Former Maryland hospital pharmacist Matthew Bathula has been indicted over allegations of an eight-year cyber intrusion and surveillance campaign involving unauthorized access to employer systems, credential theft affecting nearly 200 individuals, and the installation of spyware during his employment at a University of Maryland Medical Center clinical role.
Case Overview
The indictment describes conduct for the period July 2016 to September 2024 involving repeated unauthorized access to computer systems linked to Bathula’s workplace environment. Bathula, 41, of Clarksville, is alleged to have used multiple access techniques to obtain and retain access to protected systems and personal accounts tied to current and former employees, as well as individuals associated with those employees. The alleged conduct happened while he was a pharmacy clinical specialist handling a medical system in the District of Maryland.
Authorities state the conduct included persistent access efforts across employer-linked systems and external personal accounts tied to victims. The case involves long-term access to digital accounts and devices used by individuals connected to the workplace environment.
Alleged Cyber Attack Methods
The indictment outlines several methods allegedly used to gain and maintain unauthorized access, including installation of keyloggers, and cookie management tools. The mailbox rules were allegedly used to delete security warning messages, including alerts related to account activity.
The stolen credentials reportedly included usernames, passwords, cookies, images, and videos that may contain protected health information. Investigators allege that cookies allowed continued access to victim accounts on Bathula’s personal devices. The attack methods supported repeated access without direct detection through normal security alerts.
Scope of Data Access and Surveillance
According to the indictment, credentials linked to nearly 200 victims were obtained and used to access social media platforms and multiple digital services.
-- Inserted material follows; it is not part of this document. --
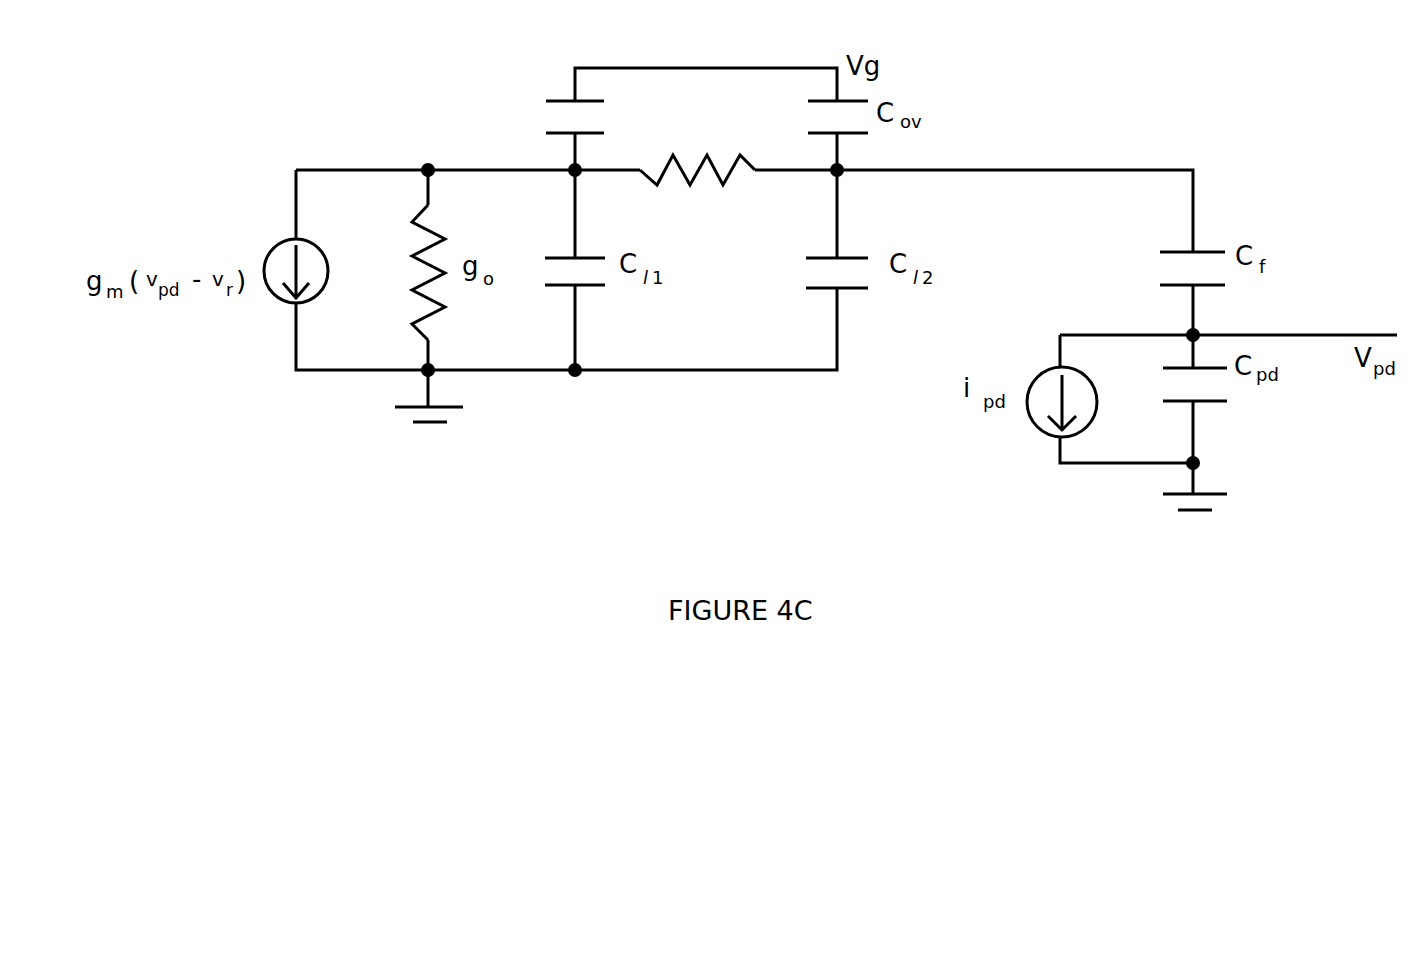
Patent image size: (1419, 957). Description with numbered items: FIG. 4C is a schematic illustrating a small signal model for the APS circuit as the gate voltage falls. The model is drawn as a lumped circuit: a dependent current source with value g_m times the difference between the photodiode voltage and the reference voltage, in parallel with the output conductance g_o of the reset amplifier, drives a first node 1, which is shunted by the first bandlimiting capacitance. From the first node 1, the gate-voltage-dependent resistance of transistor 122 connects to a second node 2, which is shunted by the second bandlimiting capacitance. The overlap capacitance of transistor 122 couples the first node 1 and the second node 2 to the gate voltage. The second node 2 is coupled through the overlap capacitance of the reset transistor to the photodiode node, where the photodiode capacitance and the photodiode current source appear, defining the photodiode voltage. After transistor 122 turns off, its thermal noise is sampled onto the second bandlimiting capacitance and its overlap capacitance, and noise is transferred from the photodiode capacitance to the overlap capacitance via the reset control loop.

The transistor 122 is at (722, 201).
The node voltage V1 1 is at (549, 187).
The node voltage V2 2 is at (859, 186).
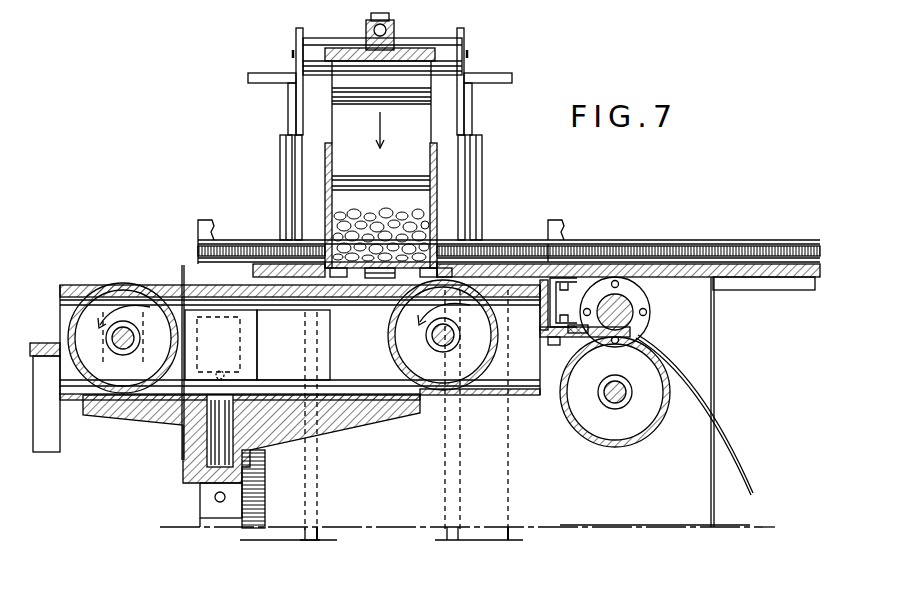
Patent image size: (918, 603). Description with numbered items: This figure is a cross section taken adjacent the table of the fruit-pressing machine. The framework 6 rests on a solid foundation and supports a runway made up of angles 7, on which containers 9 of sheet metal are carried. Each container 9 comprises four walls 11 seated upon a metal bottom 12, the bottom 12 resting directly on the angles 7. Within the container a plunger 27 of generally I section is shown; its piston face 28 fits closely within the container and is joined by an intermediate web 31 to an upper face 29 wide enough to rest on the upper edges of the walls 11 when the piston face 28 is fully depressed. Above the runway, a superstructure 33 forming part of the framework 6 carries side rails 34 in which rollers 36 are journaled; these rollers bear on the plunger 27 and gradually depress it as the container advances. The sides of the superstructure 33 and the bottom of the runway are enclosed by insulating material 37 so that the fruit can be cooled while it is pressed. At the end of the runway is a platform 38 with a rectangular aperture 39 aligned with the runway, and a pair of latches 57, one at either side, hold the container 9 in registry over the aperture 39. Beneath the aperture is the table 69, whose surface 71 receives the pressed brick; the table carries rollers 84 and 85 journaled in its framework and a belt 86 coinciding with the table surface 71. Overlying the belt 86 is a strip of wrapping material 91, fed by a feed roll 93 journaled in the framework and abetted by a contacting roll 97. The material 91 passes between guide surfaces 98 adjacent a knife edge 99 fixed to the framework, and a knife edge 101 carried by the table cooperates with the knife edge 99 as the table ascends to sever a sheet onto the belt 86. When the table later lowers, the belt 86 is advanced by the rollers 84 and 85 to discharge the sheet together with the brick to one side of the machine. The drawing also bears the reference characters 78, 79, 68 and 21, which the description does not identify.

These services included Google Photos, Google Nest, iCloud Photos, dating applications, Gmail, and Microsoft 365 accounts.
Between February 2023 and July 2024, spyware was allegedly installed on employer-owned computers. This installation enabled video surveillance activity within the workplace environment. The system access reportedly included internet-enabled cameras used to record video of staff members in clinical settings.
The indictment further alleges that surveillance activity included recordings of individuals in sensitive workplace situations, such as in private treatment areas. Additional allegations describe access to home security systems belonging to victims, which were used to capture video recordings in private residential settings involving personal and family interactions.
Charges and Potential Penalties
Bathula has been charged with two counts of unauthorized access to a protected computer and one count of aggravated identity theft. The charges relate to both employer systems and victim accounts accessed through stolen credentials.
The potential penalties include up to 10 years for unauthorized access to a protected computer at the employer site, up to five years for unauthorized access to victims’ protected computers, and up to two years for aggravated identity theft. The aggravated identity theft penalty is required to run consecutively to any other sentence imposed.
Employer Response and Related Litigation
While the employer identified in the indictment is not named directly, Bathula was employed by the University of Maryland Medical Center as a clinical pharmacist. The indictment has been linked to workplace activity within that system.
University of Maryland Medical Center is facing legal action filed by at least six current and former employees related to the alleged conduct. The claims include negligence, negligent supervision and retention, negligent security, and intrusion upon seclusion and invasion of privacy. The lawsuit requests a jury trial, monetary damages, litigation expenses, attorneys’ fees, and injunctive and declaratory relief.
A University of Maryland Medical System spokesperson stated that the organization prioritizes patient and staff safety, acknowledged cooperation with law enforcement, and expressed condemnation of the alleged actions. The statement also referenced continued support for affected team members and participation in the investigation process.